Legislative Deadline Passes; Which Child Welfare Bills Are Still in Play?
Last Friday was the last day for bills to pass out of their house of origin in order to continue to move through the State Legislature over the 2016-17 legislative session.
Over 22 child welfare-related proposals live on, including several bills related to foster care placements or California’s Continuum of Care Reform, including Assembly Bill (AB) 404 (Stone), AB 1446 (Cooley), AB 501 (Ridley-Thomas), AB 507 (Rubio), AB 1006 (Maienschein) and Senate Bill (SB) 213 (Mitchell).
Bills also continued on that would improve access to Extended Foster Care and placements for non-minor dependents, such as AB 604 (Gipson) and SB 612 (Mitchell), and that would improve educational outcomes of foster youth, including AB 766 (Friedman), SB 12 (Beall) and SB 233 (Beall).
Multiple bills proposing changes that would benefit youth supervised by juvenile probation moved onto the next house including AB 811 (Gipson), which would provide access to computers and internet in detention facilities; AB 1124 (Cervantes) and SB 304 (Portantino), focused on education; and AB 878 (Gipson), which would limit the use of physical restraints.

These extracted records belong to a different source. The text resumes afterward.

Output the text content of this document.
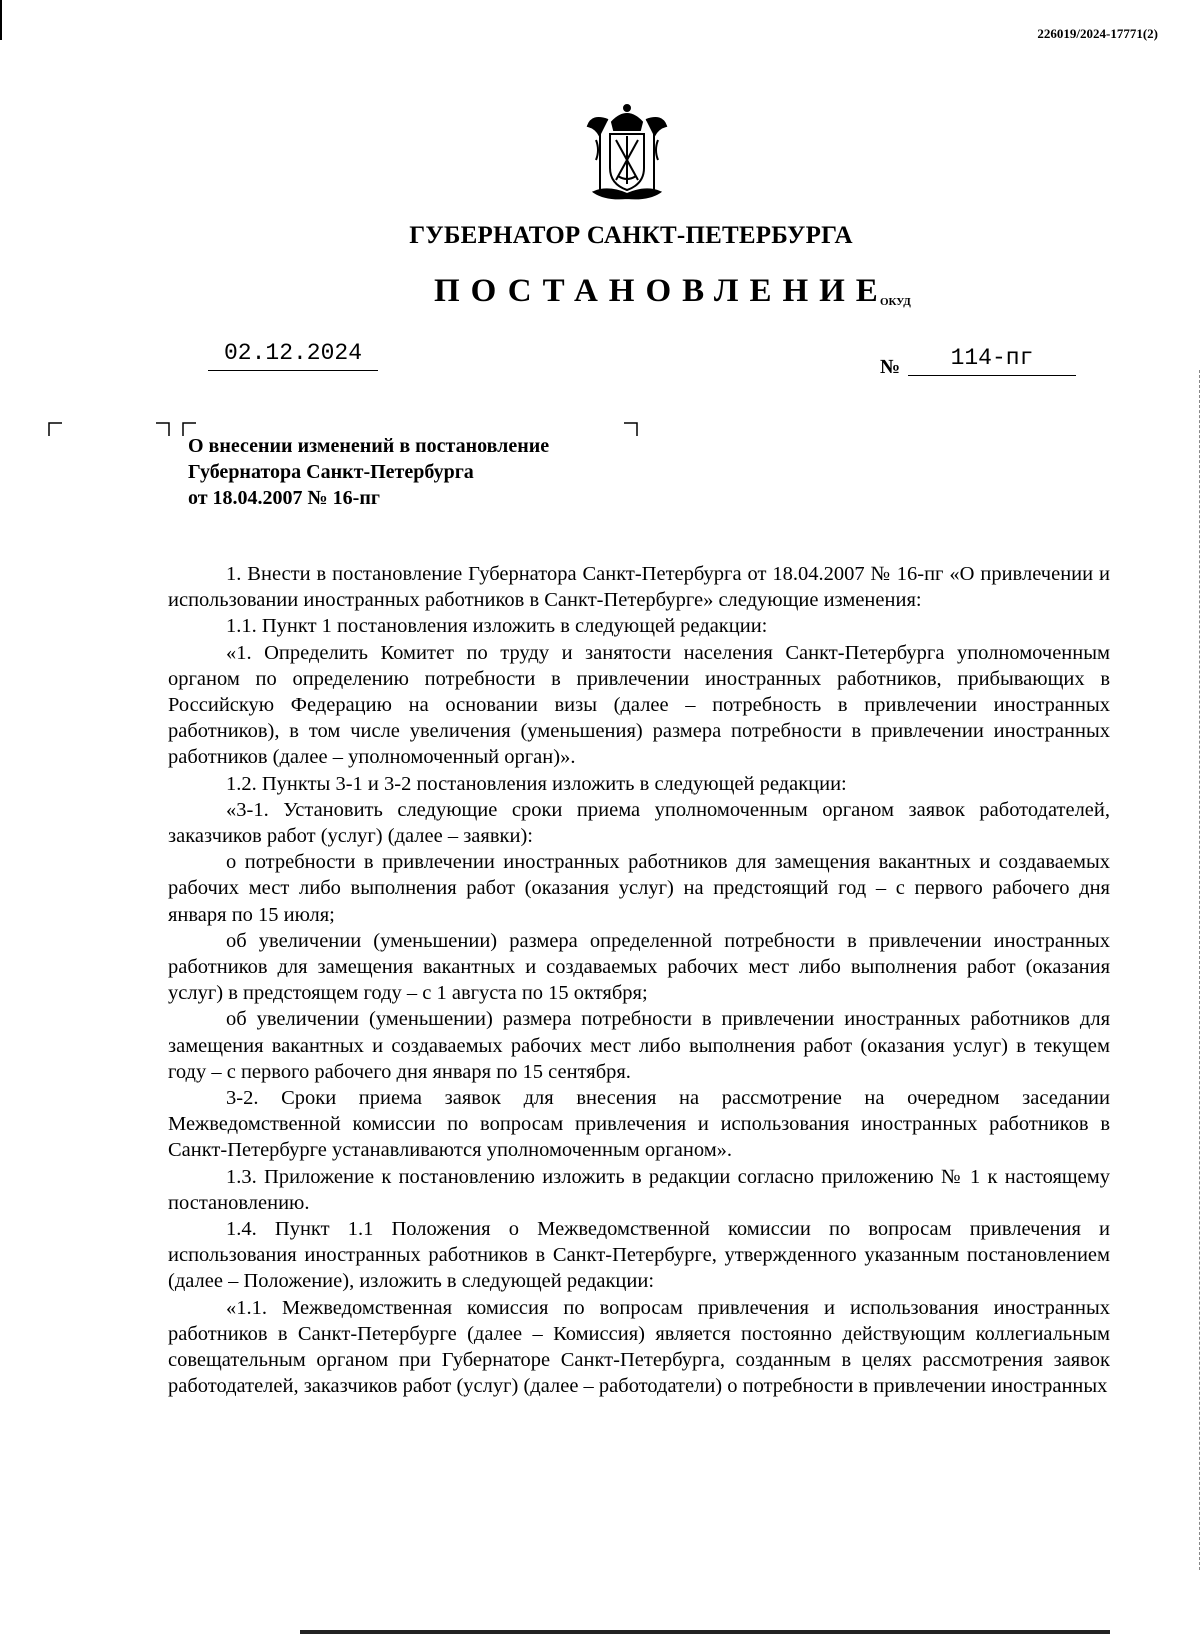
226019/2024-17771(2)
ГУБЕРНАТОР САНКТ-ПЕТЕРБУРГА
ПОСТАНОВЛЕНИЕ
ОКУД
02.12.2024
№	114-пг
О внесении изменений в постановление
Губернатора Санкт-Петербурга
от 18.04.2007 № 16-пг

1. Внести в постановление Губернатора Санкт-Петербурга от 18.04.2007 № 16-пг «О привлечении и использовании иностранных работников в Санкт-Петербурге» следующие изменения:

1.1. Пункт 1 постановления изложить в следующей редакции:

«1. Определить Комитет по труду и занятости населения Санкт-Петербурга уполномоченным органом по определению потребности в привлечении иностранных работников, прибывающих в Российскую Федерацию на основании визы (далее – потребность в привлечении иностранных работников), в том числе увеличения (уменьшения) размера потребности в привлечении иностранных работников (далее – уполномоченный орган)».

1.2. Пункты 3-1 и 3-2 постановления изложить в следующей редакции:

«3-1. Установить следующие сроки приема уполномоченным органом заявок работодателей, заказчиков работ (услуг) (далее – заявки):

о потребности в привлечении иностранных работников для замещения вакантных и создаваемых рабочих мест либо выполнения работ (оказания услуг) на предстоящий год – с первого рабочего дня января по 15 июля;

об увеличении (уменьшении) размера определенной потребности в привлечении иностранных работников для замещения вакантных и создаваемых рабочих мест либо выполнения работ (оказания услуг) в предстоящем году – с 1 августа по 15 октября;

об увеличении (уменьшении) размера потребности в привлечении иностранных работников для замещения вакантных и создаваемых рабочих мест либо выполнения работ (оказания услуг) в текущем году – с первого рабочего дня января по 15 сентября.

3-2. Сроки приема заявок для внесения на рассмотрение на очередном заседании Межведомственной комиссии по вопросам привлечения и использования иностранных работников в Санкт-Петербурге устанавливаются уполномоченным органом».

1.3. Приложение к постановлению изложить в редакции согласно приложению № 1 к настоящему постановлению.

1.4. Пункт 1.1 Положения о Межведомственной комиссии по вопросам привлечения и использования иностранных работников в Санкт-Петербурге, утвержденного указанным постановлением (далее – Положение), изложить в следующей редакции:

«1.1. Межведомственная комиссия по вопросам привлечения и использования иностранных работников в Санкт-Петербурге (далее – Комиссия) является постоянно действующим коллегиальным совещательным органом при Губернаторе Санкт-Петербурга, созданным в целях рассмотрения заявок работодателей, заказчиков работ (услуг) (далее – работодатели) о потребности в привлечении иностранных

AB 1164 (Thurmond) also continued on, which would establish emergency child care for foster parents and parenting foster youth; along with AB 1371 (Stone), protecting the rights of parenting foster youth; and SB 245 (Leyva) which would reduce the rate of unintended pregnancy among foster youth.
Also still under consideration by the Legislature is AB 754 (Acosta), which would establish grants to enable foster youth to participate in extra-curricular activities; AB 1332 (Bloom) related to the removal of children from a parent with whom the child did not reside at the time the petition was initiated; and AB 1375 (Dababneh), which would establish a database of available foster care beds by county,
Finally, AB 1495 (Maienschein), which would impose additional penalties on perpetrators of child sex trafficking; and AB 1406 (Gloria), which would establish the Homeless Youth Housing Program, have both continued on as well. Bills that make it through the next house will ultimately be voted on by the full legislature and, if they pass, will make it to the Governor’s desk where they must be signed or vetoed by October 15th.